Quand le courant passe… d’une machine au vivant

Après les cellules zombies, voici venir un transistor qui permet la communication entre l’homme et la machine de manière directe, ce qui implique une évolution dans la relation humain-machine. Une nouvelle ère est donc née, le gouffre qui séparait encore l’humain et la machine se réduit donc encore un peu plus…

Un transistor d’un genre nouveau qui permet au courant de passer entre une machine et le vivant a été conçu par des scientifiques américains.

Explications

Les machines de conception humaine, des ampoules électriques aux iPads, envoient toutes les données en utilisant des électrons. Le corps humain et toutes les créatures vivantes transmettent l’information par l’entremise d’ions et de protons.

Jusqu’à ce jour, l’arrimage de la machine et du vivant se heurtait à cette différence fondamentale.

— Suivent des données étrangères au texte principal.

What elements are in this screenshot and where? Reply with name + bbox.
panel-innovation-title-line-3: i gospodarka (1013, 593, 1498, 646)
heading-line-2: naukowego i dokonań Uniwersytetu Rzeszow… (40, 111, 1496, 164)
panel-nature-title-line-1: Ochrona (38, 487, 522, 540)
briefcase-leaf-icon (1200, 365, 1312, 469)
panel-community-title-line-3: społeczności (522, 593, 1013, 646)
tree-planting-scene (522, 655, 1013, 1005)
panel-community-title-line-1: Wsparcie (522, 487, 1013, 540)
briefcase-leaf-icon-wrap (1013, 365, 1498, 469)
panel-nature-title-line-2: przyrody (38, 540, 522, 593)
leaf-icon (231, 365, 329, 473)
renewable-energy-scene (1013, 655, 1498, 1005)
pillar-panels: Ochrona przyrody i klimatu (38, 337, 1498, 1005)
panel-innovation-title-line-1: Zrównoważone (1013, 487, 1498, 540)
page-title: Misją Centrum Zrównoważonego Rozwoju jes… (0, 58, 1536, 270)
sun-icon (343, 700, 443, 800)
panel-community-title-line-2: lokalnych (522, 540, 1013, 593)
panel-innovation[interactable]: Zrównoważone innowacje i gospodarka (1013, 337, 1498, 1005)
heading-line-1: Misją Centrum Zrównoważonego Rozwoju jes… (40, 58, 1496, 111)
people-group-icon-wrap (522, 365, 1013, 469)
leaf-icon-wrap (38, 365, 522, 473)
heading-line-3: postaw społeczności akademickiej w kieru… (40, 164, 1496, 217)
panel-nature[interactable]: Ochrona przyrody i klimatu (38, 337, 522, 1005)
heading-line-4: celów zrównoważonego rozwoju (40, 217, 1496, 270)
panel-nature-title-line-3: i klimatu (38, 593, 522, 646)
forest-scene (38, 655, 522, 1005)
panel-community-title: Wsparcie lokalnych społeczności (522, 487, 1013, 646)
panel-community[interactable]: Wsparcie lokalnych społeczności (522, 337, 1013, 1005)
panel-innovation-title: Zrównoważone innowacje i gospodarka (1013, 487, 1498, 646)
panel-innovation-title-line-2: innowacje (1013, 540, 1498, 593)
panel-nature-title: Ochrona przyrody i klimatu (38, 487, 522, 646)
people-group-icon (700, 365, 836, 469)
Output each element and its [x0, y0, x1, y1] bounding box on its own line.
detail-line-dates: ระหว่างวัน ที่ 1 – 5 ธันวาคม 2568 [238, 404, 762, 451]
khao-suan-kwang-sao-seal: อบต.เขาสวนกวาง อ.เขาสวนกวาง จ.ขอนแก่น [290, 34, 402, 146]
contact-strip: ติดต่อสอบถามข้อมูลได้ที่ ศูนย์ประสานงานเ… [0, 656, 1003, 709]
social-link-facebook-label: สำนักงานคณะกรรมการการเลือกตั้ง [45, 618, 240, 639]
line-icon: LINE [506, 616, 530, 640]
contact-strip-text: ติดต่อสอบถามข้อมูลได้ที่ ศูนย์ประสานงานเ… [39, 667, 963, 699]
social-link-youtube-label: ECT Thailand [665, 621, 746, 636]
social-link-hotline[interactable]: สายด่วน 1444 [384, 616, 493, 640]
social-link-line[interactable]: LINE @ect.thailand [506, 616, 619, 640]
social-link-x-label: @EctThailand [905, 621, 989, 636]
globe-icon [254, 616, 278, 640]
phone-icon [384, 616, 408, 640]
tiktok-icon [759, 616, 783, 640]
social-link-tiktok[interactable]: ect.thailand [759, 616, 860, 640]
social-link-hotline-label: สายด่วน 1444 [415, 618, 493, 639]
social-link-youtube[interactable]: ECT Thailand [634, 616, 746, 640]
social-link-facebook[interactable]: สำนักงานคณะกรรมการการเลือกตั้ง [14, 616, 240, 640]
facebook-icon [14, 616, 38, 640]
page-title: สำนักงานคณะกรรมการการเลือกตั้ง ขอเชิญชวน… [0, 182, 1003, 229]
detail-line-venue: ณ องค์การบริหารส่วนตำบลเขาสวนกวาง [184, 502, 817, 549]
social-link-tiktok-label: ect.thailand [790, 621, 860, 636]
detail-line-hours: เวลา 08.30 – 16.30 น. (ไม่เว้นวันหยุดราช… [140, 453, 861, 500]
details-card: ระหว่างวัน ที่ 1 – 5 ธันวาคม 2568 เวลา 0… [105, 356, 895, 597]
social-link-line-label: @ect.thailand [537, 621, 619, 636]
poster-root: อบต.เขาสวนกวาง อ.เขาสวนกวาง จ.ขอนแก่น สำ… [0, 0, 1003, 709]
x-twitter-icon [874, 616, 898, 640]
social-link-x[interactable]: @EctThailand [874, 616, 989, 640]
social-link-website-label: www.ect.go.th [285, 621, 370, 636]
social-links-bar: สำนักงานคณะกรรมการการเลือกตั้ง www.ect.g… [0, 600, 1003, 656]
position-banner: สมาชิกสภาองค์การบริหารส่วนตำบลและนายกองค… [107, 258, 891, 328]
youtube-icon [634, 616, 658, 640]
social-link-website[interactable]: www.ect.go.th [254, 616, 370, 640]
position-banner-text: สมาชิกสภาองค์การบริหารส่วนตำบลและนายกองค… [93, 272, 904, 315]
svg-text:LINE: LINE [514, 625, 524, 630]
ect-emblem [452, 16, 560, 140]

Des bio-ingénieurs spécialistes des matériaux de l’Université de Washington ont créé un transistor innovateur qui utilise des protons, mettant ainsi au point un élément clé vers la création d’instruments qui communiquent directement avec les êtres vivants.

Ce transistor mesure environ 5 microns de large, soit environ le 1/20 de la largeur d’un cheveu humain.

Il est fabriqué à partir de silicone et de chitosane, une fibre extraite de carapaces de crabes et de becs de calmars rejetés par l’industrie alimentaire.

Le chercheur Chao Zhong et ses collègues ont découvert que ce matériau était compatible avec les êtres vivants.

En fait, le chitosane fonctionne remarquablement bien sur les protons en mouvement. Il absorbe l’eau et forme de nombreuses liaisons hydrogène permettant aux protons de sauter d’une liaison à l’autre.

Le dispositif permet d’allumer et d’éteindre le courant de protons, un peu à l’image d’un courant électrique retrouvé dans n’importe quel objet électronique.

En outre, ce matériel est facile à fabriquer et peut être recyclé sans problème.

Les chercheurs espèrent qu’une version améliorée de leur invention puisse éventuellement être implantée dans un être vivant afin de surveiller, voire de contrôler, directement certains processus biologiques.

Pour le moment, le recours au silicone ne permet pas cette biocompatibilité.

Les retombées de cette invention pourront à terme être utiles dans de nombreux domaines, de la nanotechnologie à la médecine, notamment pour la création de prothèses « intelligentes ».

Le détail de cette percée est décrit dans le journal Nature Communications.